Keep being sterling in silence and survival like Nse Ufot!

With Georgia quite literally on everyone’s mind this week, I spent the time reading about all the visionaries that made this blue season possible. Almost all of them are black, female and gifted. Like Nse Ufot of the New Georgia Project (here). Not only is Nse a proud naturalized citizen, but she was born in Nigeria and raised in Southwest Atlanta. In the middle of a global pandemic, Nse and her organization worked tirelessly to ensure that all Georgians knew that their voices mattered and that these voices needed to be heard through their vote. She used her voice for power, as a vital necessity for existence. And the result is quite simply sterling. Nse is sterling.

Nse Ufot.

Sterling in silence. Sterling in her ability to be silent, but plant seeds for over seven years, seeds that led to 800,000 Georgians registering and flourishing with their vote in 2020. Sterling in her ability to mobilize young people, people of color, women, all sorts of women in Georgia. Sterling with being a strong leading voice, drowning our misinformation that undermines democracies. Sterling in calling out the incompetence of failed leadership. Sterling in her passion for the pain inflicted by the ongoing global pandemic among the very Georgians who continue to bear its brunt. Sterling in her fight to end voter suppression for all.

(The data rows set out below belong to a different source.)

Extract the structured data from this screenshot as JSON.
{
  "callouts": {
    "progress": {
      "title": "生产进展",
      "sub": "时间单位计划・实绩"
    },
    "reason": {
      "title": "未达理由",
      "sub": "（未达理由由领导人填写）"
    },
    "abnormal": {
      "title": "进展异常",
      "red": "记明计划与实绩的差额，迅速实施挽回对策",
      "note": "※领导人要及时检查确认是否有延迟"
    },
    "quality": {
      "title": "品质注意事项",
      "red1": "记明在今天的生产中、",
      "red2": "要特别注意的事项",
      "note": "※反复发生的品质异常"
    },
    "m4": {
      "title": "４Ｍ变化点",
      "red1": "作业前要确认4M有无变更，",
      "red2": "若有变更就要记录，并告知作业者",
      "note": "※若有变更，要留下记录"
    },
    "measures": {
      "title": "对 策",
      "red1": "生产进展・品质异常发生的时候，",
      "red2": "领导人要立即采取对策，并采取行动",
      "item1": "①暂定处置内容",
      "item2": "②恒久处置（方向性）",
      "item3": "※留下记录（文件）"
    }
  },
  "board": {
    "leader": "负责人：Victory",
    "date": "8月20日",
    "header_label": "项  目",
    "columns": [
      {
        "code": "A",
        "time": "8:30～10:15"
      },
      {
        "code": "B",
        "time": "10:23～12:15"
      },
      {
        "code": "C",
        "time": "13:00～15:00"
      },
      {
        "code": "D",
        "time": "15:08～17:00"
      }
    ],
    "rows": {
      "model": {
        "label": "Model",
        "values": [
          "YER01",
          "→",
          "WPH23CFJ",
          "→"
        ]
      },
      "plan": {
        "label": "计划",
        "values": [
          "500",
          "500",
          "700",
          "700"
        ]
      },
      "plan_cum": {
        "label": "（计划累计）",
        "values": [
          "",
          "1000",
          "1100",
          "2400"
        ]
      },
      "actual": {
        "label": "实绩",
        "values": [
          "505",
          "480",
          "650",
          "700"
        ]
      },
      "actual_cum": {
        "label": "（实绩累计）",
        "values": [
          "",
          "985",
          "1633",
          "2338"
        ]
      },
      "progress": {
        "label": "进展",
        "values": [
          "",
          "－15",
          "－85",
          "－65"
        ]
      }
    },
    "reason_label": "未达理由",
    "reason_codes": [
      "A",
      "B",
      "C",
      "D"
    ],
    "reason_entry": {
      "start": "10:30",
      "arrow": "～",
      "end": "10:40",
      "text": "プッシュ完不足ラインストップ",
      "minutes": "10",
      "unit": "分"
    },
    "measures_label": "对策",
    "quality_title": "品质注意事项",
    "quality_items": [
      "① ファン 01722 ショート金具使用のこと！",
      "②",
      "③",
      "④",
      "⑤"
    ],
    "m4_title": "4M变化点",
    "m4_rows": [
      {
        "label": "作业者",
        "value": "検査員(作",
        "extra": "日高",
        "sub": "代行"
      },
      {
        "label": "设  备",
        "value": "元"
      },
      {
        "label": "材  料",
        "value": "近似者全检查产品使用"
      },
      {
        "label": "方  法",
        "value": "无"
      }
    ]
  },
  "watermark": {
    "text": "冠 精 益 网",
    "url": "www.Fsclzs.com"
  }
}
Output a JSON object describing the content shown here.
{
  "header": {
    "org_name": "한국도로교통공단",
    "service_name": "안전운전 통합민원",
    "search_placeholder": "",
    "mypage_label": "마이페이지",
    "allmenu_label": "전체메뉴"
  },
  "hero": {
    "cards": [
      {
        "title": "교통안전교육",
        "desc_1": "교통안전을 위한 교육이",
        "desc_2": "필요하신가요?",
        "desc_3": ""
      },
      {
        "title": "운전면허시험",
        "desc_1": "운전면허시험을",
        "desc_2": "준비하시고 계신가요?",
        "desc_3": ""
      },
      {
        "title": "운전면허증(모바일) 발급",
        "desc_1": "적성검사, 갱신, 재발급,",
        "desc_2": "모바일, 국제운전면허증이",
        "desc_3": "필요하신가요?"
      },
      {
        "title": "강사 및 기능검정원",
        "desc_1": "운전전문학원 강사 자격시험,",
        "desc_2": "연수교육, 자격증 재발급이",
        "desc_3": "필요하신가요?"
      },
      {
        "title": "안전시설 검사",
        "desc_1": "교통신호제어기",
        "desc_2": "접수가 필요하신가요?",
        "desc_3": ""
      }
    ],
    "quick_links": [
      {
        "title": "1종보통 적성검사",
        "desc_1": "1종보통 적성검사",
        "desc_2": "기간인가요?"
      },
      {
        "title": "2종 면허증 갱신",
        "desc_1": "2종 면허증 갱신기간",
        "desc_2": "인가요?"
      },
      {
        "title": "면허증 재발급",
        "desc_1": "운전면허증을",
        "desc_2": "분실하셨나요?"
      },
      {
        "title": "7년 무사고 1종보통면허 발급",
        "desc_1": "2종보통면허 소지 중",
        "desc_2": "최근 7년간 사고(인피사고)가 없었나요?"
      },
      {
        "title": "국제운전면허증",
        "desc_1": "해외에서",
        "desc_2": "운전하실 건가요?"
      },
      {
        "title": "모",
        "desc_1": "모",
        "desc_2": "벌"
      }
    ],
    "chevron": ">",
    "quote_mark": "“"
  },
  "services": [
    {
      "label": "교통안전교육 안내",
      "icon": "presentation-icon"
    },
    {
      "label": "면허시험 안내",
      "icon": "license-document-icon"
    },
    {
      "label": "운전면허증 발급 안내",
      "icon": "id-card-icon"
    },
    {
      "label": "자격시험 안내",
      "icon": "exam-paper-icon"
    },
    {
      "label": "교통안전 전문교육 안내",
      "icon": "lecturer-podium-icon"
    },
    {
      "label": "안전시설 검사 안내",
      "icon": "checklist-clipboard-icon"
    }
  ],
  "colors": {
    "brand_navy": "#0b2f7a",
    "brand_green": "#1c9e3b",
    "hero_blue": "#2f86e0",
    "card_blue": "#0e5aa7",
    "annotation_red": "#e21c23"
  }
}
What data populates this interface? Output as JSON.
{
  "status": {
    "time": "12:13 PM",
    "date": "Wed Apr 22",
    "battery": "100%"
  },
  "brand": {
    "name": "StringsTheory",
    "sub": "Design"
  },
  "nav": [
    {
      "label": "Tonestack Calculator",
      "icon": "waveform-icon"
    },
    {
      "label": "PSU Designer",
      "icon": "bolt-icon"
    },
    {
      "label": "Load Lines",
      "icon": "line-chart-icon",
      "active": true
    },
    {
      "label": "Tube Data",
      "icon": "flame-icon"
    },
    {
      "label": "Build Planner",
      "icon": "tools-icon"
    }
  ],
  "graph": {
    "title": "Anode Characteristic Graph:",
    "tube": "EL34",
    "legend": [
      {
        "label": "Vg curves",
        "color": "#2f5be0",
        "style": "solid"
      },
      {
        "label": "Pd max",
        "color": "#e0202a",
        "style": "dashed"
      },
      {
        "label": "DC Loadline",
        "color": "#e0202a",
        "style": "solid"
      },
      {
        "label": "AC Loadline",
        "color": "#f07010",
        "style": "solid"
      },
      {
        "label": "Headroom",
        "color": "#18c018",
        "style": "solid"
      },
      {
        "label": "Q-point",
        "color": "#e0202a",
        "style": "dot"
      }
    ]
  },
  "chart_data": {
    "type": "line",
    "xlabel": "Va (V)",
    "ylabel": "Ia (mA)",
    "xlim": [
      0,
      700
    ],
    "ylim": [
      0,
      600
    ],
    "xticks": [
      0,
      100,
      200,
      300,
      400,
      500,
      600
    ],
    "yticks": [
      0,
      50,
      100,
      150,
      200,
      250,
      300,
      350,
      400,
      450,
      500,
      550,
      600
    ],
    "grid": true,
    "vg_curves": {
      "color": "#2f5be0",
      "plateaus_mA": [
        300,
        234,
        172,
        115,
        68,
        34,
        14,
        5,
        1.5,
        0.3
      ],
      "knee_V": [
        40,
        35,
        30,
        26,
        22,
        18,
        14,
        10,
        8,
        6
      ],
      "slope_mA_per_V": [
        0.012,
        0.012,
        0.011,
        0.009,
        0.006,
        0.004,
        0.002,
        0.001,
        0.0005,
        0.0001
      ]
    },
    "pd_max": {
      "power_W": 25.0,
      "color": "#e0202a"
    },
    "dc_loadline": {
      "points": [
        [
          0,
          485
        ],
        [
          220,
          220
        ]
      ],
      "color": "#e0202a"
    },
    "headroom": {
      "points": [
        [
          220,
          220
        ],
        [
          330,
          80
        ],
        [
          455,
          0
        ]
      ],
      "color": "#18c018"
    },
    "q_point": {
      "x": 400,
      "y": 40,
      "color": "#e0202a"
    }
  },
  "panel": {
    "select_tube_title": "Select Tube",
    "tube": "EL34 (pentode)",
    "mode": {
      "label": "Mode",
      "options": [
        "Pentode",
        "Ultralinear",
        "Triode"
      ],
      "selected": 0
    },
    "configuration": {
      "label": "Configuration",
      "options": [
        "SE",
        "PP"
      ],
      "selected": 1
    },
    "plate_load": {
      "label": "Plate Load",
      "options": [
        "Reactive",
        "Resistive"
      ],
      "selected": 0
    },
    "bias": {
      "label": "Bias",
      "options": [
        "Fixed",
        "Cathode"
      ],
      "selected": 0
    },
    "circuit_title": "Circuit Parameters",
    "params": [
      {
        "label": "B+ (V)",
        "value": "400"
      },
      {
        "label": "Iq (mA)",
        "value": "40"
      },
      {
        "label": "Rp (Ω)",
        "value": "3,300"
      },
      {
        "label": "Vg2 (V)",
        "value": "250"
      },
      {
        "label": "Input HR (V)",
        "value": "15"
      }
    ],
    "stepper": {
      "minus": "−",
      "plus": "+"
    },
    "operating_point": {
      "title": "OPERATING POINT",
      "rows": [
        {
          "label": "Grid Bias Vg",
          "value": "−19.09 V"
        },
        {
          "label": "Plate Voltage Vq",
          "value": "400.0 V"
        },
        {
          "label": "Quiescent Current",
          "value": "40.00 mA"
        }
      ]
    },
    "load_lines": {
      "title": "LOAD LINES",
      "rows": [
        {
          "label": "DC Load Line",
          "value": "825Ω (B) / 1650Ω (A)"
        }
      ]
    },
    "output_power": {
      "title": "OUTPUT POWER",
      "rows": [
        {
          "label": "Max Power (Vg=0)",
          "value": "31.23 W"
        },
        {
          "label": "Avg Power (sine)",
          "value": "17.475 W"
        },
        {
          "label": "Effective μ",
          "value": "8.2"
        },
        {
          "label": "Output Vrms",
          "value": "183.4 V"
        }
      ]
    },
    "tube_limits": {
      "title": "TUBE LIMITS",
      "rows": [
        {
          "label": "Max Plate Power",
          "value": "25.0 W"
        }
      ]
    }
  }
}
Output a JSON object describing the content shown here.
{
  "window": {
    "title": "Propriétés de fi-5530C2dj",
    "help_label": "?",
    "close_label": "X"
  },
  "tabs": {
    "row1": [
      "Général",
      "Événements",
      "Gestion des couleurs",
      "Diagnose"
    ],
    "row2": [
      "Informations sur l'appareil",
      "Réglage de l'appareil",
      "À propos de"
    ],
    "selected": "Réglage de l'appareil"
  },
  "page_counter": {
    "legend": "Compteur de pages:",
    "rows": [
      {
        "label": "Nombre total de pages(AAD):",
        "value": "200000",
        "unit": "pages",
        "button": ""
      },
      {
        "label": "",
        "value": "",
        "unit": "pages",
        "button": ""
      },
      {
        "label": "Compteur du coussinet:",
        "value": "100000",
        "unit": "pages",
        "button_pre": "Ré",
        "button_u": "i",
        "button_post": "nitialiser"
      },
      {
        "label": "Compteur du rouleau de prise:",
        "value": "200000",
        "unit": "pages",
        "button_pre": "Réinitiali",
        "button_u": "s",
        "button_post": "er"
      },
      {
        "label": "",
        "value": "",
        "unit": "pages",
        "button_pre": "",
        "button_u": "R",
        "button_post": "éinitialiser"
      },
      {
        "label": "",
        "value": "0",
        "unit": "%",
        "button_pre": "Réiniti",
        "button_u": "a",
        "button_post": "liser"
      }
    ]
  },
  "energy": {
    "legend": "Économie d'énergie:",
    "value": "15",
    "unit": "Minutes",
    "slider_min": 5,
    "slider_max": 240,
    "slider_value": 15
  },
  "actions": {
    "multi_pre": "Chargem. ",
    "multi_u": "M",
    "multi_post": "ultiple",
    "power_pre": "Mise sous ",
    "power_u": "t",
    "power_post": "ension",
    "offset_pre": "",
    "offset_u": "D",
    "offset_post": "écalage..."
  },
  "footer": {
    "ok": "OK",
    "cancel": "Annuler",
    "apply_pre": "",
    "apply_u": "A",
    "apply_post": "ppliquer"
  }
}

But Nse is also sterling in survival. Sterling with surviving the election of 2020 that has Georgia quite literally on everyone’s mind. Sterling in working with other black female leaders (I will reflect on all of them this week) to do the unthinkable with making Georgia, a very red state, turn blue for the first time since 1992, during the most pivotal election of my lifetime. Sterling still, post-election in helping to cure votes since Tuesday night before the Friday deadline. Sterling in turning many Georgians singular vote, their hopes and dreams with it, toward survival and change.

Nse Ufot is sterling. She is also a great reminder of how hard black women work, behind the scenes, for years, to transform our silence into a language of survival. Audre Lorde and all the black female leaders who have gone before us (and the black men too) would be so proud of you Nse. Keep being sterling.